[13] Arago has implied that if Herschel had directed his telescope to Uranus only eleven days earlier than he did, this discovery would have escaped him, since at that time (March 2, 1781) the planet was at its station, and had no motion relative to the star. This is an entire misconception, since the new planet was detected by its physical appearance, and not by its motion. Does any one suppose that "a new and singular star" like this would have been once viewed and then forgotten?

[14] Four of Jupiter, one of the earth, and one of Saturn.

[15] John Michell had been a member of the Royal Society since 1760: he died in 1793. He was a philosophical thinker, as is shown by his memoirs on the distances of the stars, and by his invention of the method for determining the earth's density. It is not certain that he was personally known to Herschel, although his writings were familiar to the latter.

Alexander Wilson was Professor of Astronomy at Glasgow, and is chiefly known to us by his theory of the nature of the solar spots, which was adopted and enlarged by Herschel. He died in 1786; but the families of Wilson and Herschel remained close friends.

[16] Berliner Jahrbuch, 1784, p. 211. In the Connaissance des Tems for 1784 he is called "Horochelle."

[17] At the presentation Sir Joseph Banks, the President of the Royal Society, said: "In the name of the Royal Society I present to you this gold medal, the reward which they have assigned to your successful labors, and I exhort you to continue diligently to cultivate those fields of science which have produced to you a harvest of so much honor. Your attention to the improvement of telescopes has already amply repaid the labor which you have bestowed upon them; but the treasures of the heavens are well known to be inexhaustible. Who can say but your new star, which exceeds Saturn in its distance from the sun, may exceed him as much in magnificence of attendance? Who knows what new rings, new satellites, or what other nameless and numberless phenomena remain behind, waiting to reward future industry and improvement?"

[Pg 68]

CHAPTER III.

LIFE AT DATCHET, CLAY HALL, AND SLOUGH; 1782-1822.

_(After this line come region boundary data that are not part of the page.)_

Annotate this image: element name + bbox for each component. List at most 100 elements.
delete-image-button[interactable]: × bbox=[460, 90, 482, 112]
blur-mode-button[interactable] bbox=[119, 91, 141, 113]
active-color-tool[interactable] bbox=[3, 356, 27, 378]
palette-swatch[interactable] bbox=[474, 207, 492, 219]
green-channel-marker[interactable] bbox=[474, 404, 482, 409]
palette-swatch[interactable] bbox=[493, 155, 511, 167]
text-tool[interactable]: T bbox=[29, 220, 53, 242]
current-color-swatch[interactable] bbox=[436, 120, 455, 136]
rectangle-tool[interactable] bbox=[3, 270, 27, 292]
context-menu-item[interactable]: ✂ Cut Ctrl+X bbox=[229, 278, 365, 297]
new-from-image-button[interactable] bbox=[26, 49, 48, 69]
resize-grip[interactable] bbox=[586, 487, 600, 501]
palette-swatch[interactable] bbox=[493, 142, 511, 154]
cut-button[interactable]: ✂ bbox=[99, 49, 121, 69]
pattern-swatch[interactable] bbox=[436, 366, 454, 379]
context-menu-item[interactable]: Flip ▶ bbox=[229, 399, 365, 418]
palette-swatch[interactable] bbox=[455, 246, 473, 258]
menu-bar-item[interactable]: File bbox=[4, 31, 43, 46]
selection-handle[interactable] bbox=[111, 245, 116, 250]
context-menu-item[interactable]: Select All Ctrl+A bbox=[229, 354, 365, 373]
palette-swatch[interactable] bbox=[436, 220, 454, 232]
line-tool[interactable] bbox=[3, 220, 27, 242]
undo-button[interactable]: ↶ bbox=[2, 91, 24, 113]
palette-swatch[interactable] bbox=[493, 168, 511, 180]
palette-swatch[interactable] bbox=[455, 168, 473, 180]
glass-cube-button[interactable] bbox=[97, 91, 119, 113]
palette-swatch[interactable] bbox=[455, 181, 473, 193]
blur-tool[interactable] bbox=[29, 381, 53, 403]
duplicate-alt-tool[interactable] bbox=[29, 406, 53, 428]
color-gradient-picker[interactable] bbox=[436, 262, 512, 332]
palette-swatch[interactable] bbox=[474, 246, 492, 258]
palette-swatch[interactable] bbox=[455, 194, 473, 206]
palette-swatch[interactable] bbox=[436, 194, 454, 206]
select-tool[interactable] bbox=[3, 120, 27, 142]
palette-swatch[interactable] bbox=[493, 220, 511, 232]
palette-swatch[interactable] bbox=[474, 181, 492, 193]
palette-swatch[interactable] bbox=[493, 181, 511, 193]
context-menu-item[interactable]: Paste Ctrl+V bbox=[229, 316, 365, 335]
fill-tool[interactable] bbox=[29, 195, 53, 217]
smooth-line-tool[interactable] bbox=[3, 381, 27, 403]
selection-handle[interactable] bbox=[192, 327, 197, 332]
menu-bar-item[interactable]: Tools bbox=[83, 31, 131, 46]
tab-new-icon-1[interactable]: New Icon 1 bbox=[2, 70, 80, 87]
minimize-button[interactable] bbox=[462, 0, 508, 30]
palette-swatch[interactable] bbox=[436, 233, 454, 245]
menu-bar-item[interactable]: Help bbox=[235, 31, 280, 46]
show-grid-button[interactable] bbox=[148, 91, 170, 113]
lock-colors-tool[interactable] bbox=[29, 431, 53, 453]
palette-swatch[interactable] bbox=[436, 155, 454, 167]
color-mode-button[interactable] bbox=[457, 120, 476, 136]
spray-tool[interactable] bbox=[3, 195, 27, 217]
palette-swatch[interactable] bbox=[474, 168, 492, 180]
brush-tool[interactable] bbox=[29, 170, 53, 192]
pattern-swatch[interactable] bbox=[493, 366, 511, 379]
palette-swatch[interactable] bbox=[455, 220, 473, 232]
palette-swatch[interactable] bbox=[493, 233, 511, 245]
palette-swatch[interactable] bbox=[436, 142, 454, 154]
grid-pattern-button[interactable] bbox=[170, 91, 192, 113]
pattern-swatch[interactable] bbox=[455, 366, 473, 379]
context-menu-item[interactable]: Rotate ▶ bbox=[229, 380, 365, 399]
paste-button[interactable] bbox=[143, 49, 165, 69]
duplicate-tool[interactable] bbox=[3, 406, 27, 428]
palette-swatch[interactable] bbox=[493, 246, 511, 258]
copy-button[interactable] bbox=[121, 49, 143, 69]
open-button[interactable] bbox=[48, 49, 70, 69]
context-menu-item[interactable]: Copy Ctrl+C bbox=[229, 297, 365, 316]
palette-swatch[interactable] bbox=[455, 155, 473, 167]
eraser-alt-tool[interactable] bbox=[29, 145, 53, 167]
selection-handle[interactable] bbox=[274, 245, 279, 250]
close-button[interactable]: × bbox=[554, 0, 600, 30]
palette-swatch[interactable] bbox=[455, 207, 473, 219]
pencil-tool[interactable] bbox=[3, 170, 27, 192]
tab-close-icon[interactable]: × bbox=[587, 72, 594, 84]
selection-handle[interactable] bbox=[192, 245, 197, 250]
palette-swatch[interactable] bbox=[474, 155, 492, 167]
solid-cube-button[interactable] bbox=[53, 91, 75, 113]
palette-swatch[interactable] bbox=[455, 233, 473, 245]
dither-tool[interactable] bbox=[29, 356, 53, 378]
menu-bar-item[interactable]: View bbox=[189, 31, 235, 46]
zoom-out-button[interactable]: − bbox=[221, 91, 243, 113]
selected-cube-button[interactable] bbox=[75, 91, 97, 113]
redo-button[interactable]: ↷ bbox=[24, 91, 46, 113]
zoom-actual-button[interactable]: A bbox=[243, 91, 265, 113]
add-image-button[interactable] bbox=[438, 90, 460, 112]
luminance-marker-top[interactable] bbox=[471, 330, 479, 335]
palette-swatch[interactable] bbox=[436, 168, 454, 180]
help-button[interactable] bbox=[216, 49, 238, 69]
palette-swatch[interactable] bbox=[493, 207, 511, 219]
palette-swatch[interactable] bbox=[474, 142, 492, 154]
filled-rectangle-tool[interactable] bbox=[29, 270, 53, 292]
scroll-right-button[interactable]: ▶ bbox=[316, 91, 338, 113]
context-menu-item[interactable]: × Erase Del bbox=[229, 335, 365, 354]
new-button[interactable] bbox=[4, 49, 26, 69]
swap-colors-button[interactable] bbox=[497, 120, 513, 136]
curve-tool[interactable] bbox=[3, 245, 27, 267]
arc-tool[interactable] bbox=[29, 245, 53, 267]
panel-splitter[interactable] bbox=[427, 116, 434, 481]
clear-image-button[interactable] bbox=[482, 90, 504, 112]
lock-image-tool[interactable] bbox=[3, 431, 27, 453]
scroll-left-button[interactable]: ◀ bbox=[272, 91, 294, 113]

The new house at Datchet, which was occupied from 1782 till 1785, was a source of despair to Carolina Herschel, who looked upon its desolate and isolated condition with a housekeeper's eyes. This was nothing to her brother, who gayly consented to live upon "eggs and bacon," now that he was free at last to mind the heavens. The ruinous state of the place had no terrors in his eyes, for was there not a laundry which would serve as a library, a large stable which was just the place for the grinding of mirrors, and a grass-plat for the small twenty-foot reflector?